Una silenciosa acusación a los adultos
Nuevamente un chico se convierte en la imagen sobresaliente de una guerra atroz.
Ya no es el cadáver del pequeño Aylan Kurdi, que el mar devolvió a la orilla, como recordando que no le pertenecía. Se trata ahora de un chico ensangrentado, rescatado de un bombardeo, sentado en una ambulancia, que nos mira.
En medio del caos y el griterío alrededor de él, se seca su sangre en silencio. No se trata de cualquier silencio: con el ojo izquierdo entrecerrado, cubierto de polvo y despeinado, con los pies que apenas asoman de la silla, es el silencio de una acusación. No sólo contra los responsables directos de la tragedia que lo rodea, sino también contra sus testigos. Uno podría intentar rebelarse y decir: no soy yo quien ha causado esa desdicha ni tengo nada que ver con esa guerra.
Sin embargo, si no es posible escapar a la acusación de esa mirada, es porque brota de la inocencia radical, aquella frente a la cual toda otra inocencia se desvanece.
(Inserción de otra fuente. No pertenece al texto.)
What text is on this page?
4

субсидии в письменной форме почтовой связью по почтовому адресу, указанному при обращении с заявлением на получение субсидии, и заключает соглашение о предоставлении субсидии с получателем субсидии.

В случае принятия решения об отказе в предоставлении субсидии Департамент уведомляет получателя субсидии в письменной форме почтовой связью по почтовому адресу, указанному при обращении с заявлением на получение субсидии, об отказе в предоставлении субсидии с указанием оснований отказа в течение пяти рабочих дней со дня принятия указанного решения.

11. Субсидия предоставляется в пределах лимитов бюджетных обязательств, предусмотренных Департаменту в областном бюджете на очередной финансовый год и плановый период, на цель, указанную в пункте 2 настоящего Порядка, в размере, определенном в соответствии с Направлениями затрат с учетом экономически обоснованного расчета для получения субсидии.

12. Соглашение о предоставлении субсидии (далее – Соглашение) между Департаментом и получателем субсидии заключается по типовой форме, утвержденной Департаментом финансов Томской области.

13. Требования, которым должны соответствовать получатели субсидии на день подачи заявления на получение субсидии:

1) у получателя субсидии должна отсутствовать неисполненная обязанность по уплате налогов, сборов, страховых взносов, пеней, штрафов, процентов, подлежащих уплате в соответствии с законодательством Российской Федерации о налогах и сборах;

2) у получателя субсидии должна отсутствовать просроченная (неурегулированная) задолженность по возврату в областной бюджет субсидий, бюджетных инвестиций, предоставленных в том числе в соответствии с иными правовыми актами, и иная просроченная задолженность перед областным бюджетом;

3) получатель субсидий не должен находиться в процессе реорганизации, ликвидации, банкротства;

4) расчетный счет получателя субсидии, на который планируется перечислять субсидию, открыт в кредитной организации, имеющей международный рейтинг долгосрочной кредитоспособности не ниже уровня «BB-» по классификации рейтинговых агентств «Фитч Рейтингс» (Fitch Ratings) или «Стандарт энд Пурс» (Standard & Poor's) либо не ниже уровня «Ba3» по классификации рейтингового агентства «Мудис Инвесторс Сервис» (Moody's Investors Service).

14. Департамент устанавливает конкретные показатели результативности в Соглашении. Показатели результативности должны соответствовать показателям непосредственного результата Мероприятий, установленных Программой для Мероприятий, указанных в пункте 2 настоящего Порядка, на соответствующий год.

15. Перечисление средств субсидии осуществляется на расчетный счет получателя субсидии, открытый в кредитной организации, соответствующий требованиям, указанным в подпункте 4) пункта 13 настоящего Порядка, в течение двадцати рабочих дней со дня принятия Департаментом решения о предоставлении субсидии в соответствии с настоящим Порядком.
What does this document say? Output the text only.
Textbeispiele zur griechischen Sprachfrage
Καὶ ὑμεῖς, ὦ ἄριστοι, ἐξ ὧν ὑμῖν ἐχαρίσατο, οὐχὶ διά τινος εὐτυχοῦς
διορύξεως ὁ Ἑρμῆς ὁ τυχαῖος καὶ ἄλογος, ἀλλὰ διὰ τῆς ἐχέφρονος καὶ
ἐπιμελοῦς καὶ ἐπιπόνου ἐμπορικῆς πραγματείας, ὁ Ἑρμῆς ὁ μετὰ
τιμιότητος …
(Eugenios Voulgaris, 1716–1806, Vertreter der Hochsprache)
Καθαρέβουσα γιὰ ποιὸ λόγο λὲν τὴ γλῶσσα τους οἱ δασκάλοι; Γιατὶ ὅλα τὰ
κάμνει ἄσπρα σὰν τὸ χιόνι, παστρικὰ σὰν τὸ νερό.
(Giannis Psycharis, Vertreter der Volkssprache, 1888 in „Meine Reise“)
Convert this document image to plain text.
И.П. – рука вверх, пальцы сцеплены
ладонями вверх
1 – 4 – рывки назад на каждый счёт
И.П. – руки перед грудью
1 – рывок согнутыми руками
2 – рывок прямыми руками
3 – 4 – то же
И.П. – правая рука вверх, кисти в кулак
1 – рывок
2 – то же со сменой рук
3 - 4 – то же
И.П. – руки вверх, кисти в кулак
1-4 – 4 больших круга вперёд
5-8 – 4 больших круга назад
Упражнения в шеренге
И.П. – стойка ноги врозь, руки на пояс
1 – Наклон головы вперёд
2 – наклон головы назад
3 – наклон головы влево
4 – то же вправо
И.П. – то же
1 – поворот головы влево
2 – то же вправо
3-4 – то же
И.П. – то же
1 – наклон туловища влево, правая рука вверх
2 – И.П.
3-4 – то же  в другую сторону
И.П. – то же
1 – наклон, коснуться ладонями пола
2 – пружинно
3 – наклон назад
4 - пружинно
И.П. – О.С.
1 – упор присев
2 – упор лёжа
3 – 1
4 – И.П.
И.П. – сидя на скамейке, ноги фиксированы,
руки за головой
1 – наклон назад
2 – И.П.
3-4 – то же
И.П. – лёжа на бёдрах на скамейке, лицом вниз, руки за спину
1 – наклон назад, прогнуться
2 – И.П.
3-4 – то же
En efecto, el sufrimiento de la niñez deja fuera de juego la pretensión de otra inocencia y, con diferentes gradaciones, acusa genéricamente al mundo adulto.
Primordialmente, por supuesto, al que lo provoca, pero también al que lo permite y al que simplemente lo atestigua. Indirectamente, a la vez, la mirada de ese niño interpela también a una humanidad que se conmueve con lo que ve y que olvida lo que no ve, una época cuyo órgano primario de acceso a la conciencia ha pasado a ser el ojo. Lo que el ojo no registra no forma parte de la agenda, ni de la viralización ni de la conmoción colectiva.
Pero si la imagen de ese chico es tan fuerte es porque no es posible darle explicación alguna, más allá de sus causas inmediatas.
Sentido
El sufrimiento de la niñez es irreductible y no tiene redención posible. Siempre será un cuerpo extraño que se resistirá a integrar cualquier diseño religioso o filosófico, por más sofisticado que sea. Porque no puede ser insertado en ningún plan mayor, no puede ser el eslabón en ninguna comprensión de un bien ulterior.
No es posible extraerle sentido alguno, y si se intenta extraérselo, el costo siempre anulará en el acto ese sentido.
En el fondo, lo que nos recuerda esa imagen es que la humanidad no ha salido todavía de su estadio moral más primitivo. Aunque parezca que la humanidad progresa en esa materia, apenas se trata de un espejismo, como lo ha atestiguado con creces el siglo reciente.
Simplemente hay una dualidad, un monstruo que acecha bajo el rostro del ser humano. Esa dualidad no es superable, no hay una instancia en la que sea posible dejarla atrás. Lo único que podemos hacer es vigilarla de cerca, es decir, controlar los impulsos para destruirnos o destruir a los demás.
Sabernos capaces de provocar dolor en los demás es el único antídoto contra que ocurra. Pero, mientras intentamos en vano comprender estas cosas, Omran Daqneesh, a los cinco años, se limpia la sangre del rostro, la mira con extrañeza y la refriega en su silla, dejando una mancha indeleble en quienes observan el ataque y la destrucción de su mundo.